Familiares da vítima intervieram no momento do ataque, o que evitou uma fatalidade imediata. A mulher foi socorrida e encaminhada ao Pronto-Socorro de Paraguaçu Paulista, onde recebeu cuidados médicos e passou por procedimentos cirúrgicos para tratar os ferimentos causados pela faca.
Complicações e óbito
Apesar de ter recebido alta hospitalar, o estado de saúde da vítima piorou drasticamente na madrugada desta sexta-feira (21).
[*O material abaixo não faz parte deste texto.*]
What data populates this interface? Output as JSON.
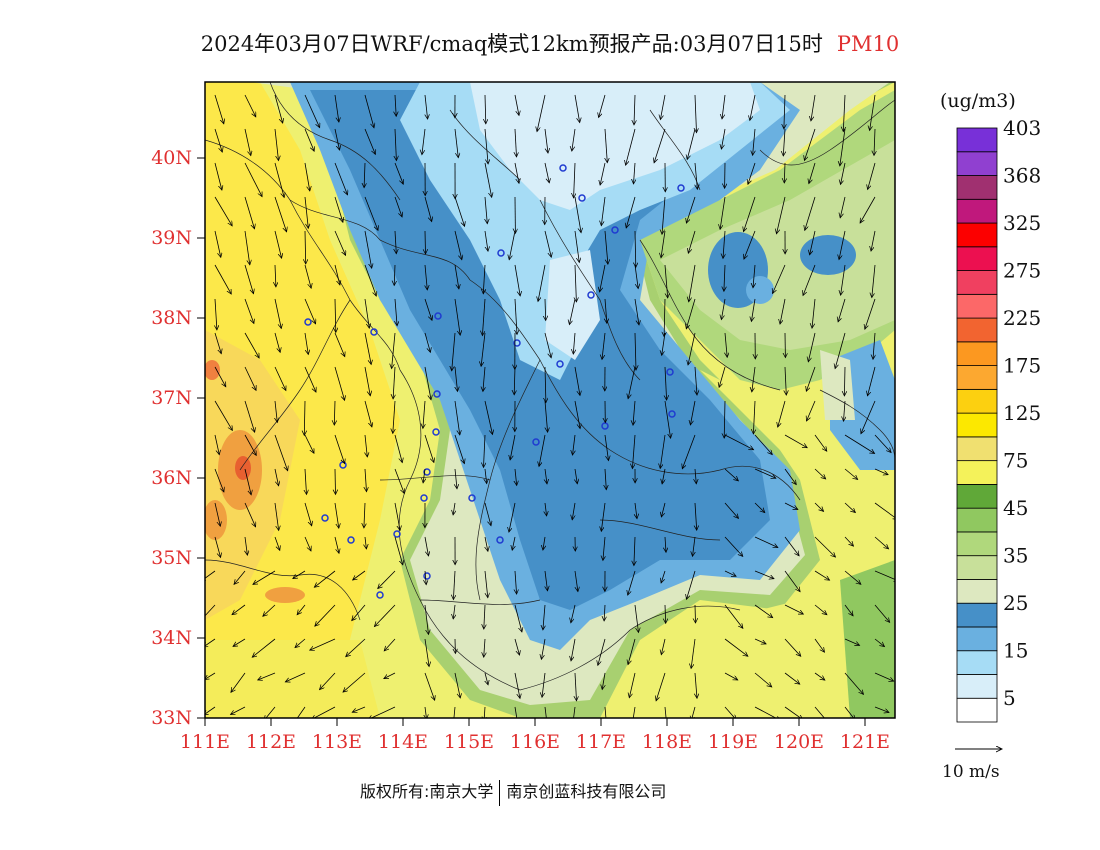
{
  "title": {
    "main": "2024年03月07日WRF/cmaq模式12km预报产品:03月07日15时",
    "species": "PM10",
    "species_color": "#e03030"
  },
  "map": {
    "lon_labels": [
      "111E",
      "112E",
      "113E",
      "114E",
      "115E",
      "116E",
      "117E",
      "118E",
      "119E",
      "120E",
      "121E"
    ],
    "lat_labels": [
      "33N",
      "34N",
      "35N",
      "36N",
      "37N",
      "38N",
      "39N",
      "40N"
    ],
    "axis_label_color": "#e03030"
  },
  "legend": {
    "unit": "(ug/m3)",
    "colors": [
      "#ffffff",
      "#d8eef9",
      "#a6dcf5",
      "#6ab0e0",
      "#4690c8",
      "#dde8c0",
      "#c8e09a",
      "#b0d87c",
      "#90c860",
      "#60a838",
      "#f4f25a",
      "#f0e070",
      "#fce800",
      "#fcd010",
      "#fca830",
      "#fc9820",
      "#f26430",
      "#fc6868",
      "#f04060",
      "#ec1050",
      "#fc0000",
      "#c0187c",
      "#a03070",
      "#9040d0",
      "#7830d8"
    ],
    "labels": [
      "5",
      "15",
      "25",
      "35",
      "45",
      "75",
      "125",
      "175",
      "225",
      "275",
      "325",
      "368",
      "403"
    ]
  },
  "wind_reference": {
    "label": "10 m/s"
  },
  "credit": {
    "left": "版权所有:南京大学",
    "right": "南京创蓝科技有限公司"
  }
}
Por volta das 2h, ela apresentou um mal-estar severo, sendo necessário novo atendimento de emergência. Submetida a uma nova cirurgia, ela não resistiu às complicações, vindo a óbito às 15h.
O suspeito fugiu do local do crime em direção a uma área de mata logo após a agressão, levando consigo a arma utilizada. As autoridades confirmaram que, além do crime contra a ex-companheira, o indivíduo já possuía um mandado de prisão em aberto por outros delitos.
Buscas pelo suspeito e investigação
As forças policiais seguem em diligências para localizar o homem. A Polícia Civil já solicitou a prisão preventiva do suspeito, que agora responderá pelo crime de feminicídio. A vítima deixa quatro filhos, incluindo uma criança de apenas 6 anos.
Este caso trágico serve como um alerta urgente sobre os riscos enfrentados por mulheres em situações de rompimento de relacionamento. A rede de proteção municipal está à disposição, e qualquer ameaça deve ser reportada imediatamente às autoridades competentes para que medidas protetivas sejam acionadas antes que a violência escale para um desfecho fatal.